Un chéneau en cuivre est admis sur bois sauf le cèdre (western red cedar), sur plâtre sans réserve, et sur béton ou mortier avec membrane d'interposition. Un chéneau en acier inoxydable est admis sur bois et sur plâtre, et sur béton ou mortier avec membrane d'interposition. Un chéneau en plomb est admis sur bois avec membrane dans le cas du chêne et du châtaignier, et sur plâtre comme sur béton avec membrane d'interposition. Un chéneau en acier galvanisé revêtu par peinture bitumineuse après formage est admis sur bois sauf chêne, châtaignier, red cedar, douglas, bouleau et mélèze ; sur plâtre, le cas n'est pas prévu.

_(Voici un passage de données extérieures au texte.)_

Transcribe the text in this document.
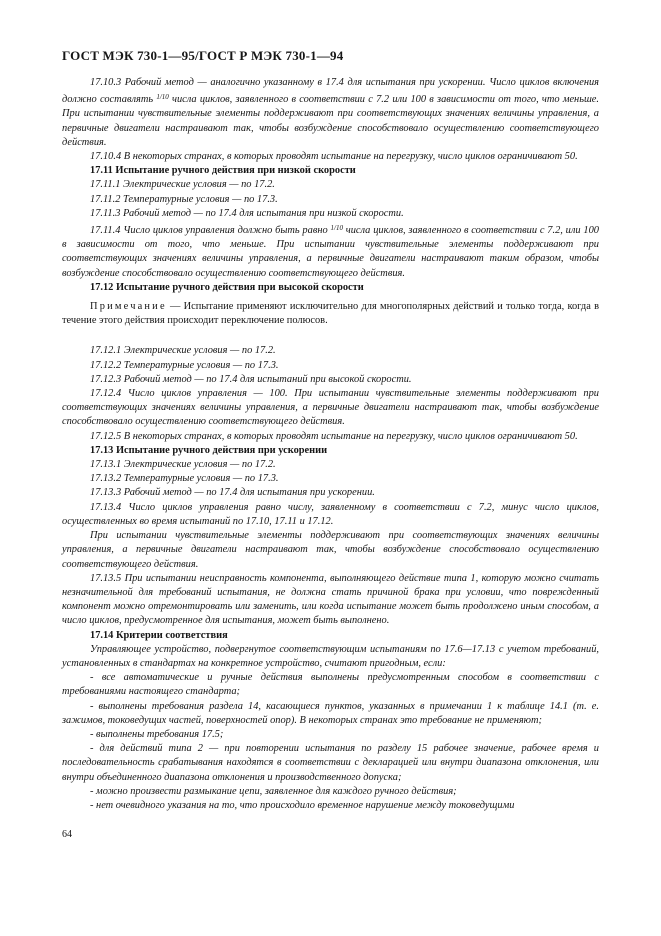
ГОСТ МЭК 730-1—95/ГОСТ Р МЭК 730-1—94

17.10.3 Рабочий метод — аналогично указанному в 17.4 для испытания при ускорении. Число циклов включения должно составлять $^{1/10}$ числа циклов, заявленного в соответствии с 7.2 или 100 в зависимости от того, что меньше. При испытании чувствительные элементы поддерживают при соответствующих значениях величины управления, а первичные двигатели настраивают так, чтобы возбуждение способствовало осуществлению соответствующего действия.

17.10.4 В некоторых странах, в которых проводят испытание на перегрузку, число циклов ограничивают 50.

17.11 Испытание ручного действия при низкой скорости

17.11.1 Электрические условия — по 17.2.

17.11.2 Температурные условия — по 17.3.

17.11.3 Рабочий метод — по 17.4 для испытания при низкой скорости.

17.11.4 Число циклов управления должно быть равно $^{1/10}$ числа циклов, заявленного в соответствии с 7.2, или 100 в зависимости от того, что меньше. При испытании чувствительные элементы поддерживают при соответствующих значениях величины управления, а первичные двигатели настраивают таким образом, чтобы возбуждение способствовало осуществлению соответствующего действия.

17.12 Испытание ручного действия при высокой скорости

Примечание — Испытание применяют исключительно для многополярных действий и только тогда, когда в течение этого действия происходит переключение полюсов.

17.12.1 Электрические условия — по 17.2.

17.12.2 Температурные условия — по 17.3.

17.12.3 Рабочий метод — по 17.4 для испытаний при высокой скорости.

17.12.4 Число циклов управления — 100. При испытании чувствительные элементы поддерживают при соответствующих значениях величины управления, а первичные двигатели настраивают так, чтобы возбуждение способствовало осуществлению соответствующего действия.

17.12.5 В некоторых странах, в которых проводят испытание на перегрузку, число циклов ограничивают 50.

17.13 Испытание ручного действия при ускорении

17.13.1 Электрические условия — по 17.2.

17.13.2 Температурные условия — по 17.3.

17.13.3 Рабочий метод — по 17.4 для испытания при ускорении.

17.13.4 Число циклов управления равно числу, заявленному в соответствии с 7.2, минус число циклов, осуществленных во время испытаний по 17.10, 17.11 и 17.12.

При испытании чувствительные элементы поддерживают при соответствующих значениях величины управления, а первичные двигатели настраивают так, чтобы возбуждение способствовало осуществлению соответствующего действия.

17.13.5 При испытании неисправность компонента, выполняющего действие типа 1, которую можно считать незначительной для требований испытания, не должна стать причиной брака при условии, что поврежденный компонент можно отремонтировать или заменить, или когда испытание может быть продолжено иным способом, а число циклов, предусмотренное для испытания, может быть выполнено.

17.14 Критерии соответствия

Управляющее устройство, подвергнутое соответствующим испытаниям по 17.6—17.13 с учетом требований, установленных в стандартах на конкретное устройство, считают пригодным, если:

- все автоматические и ручные действия выполнены предусмотренным способом в соответствии с требованиями настоящего стандарта;

- выполнены требования раздела 14, касающиеся пунктов, указанных в примечании 1 к таблице 14.1 (т. е. зажимов, токоведущих частей, поверхностей опор). В некоторых странах это требование не применяют;

- выполнены требования 17.5;

- для действий типа 2 — при повторении испытания по разделу 15 рабочее значение, рабочее время и последовательность срабатывания находятся в соответствии с декларацией или внутри диапазона отклонения, или внутри объединенного диапазона отклонения и производственного допуска;

- можно произвести размыкание цепи, заявленное для каждого ручного действия;

- нет очевидного указания на то, что происходило временное нарушение между токоведущими

64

Deux règles de fixation complètent ce tableau et sont fréquemment enfreintes : les rives de chéneaux sont maintenues par des pattes repliées, ou mains d'arrêt, permettant la libre dilatation du chéneau, et le clouage des chéneaux n'est pas admis. Un chéneau cloué ne peut pas se dilater : il se déforme, ses soudures travaillent et finissent par se fissurer.
Dilatation : les longueurs maximales par métal
L'article 4.3 définit la longueur « L » des gouttières et chéneaux qui peut librement se dilater, entre un point fixe (moignon, retour d'angle, etc.) et l'extrémité opposée où s'effectue la libre dilatation. Le tableau 2 donne ces longueurs maximales, avec une distinction selon que le développé du chéneau ou de la gouttière est inférieur ou égal à 500 mm, ou supérieur à 500 mm.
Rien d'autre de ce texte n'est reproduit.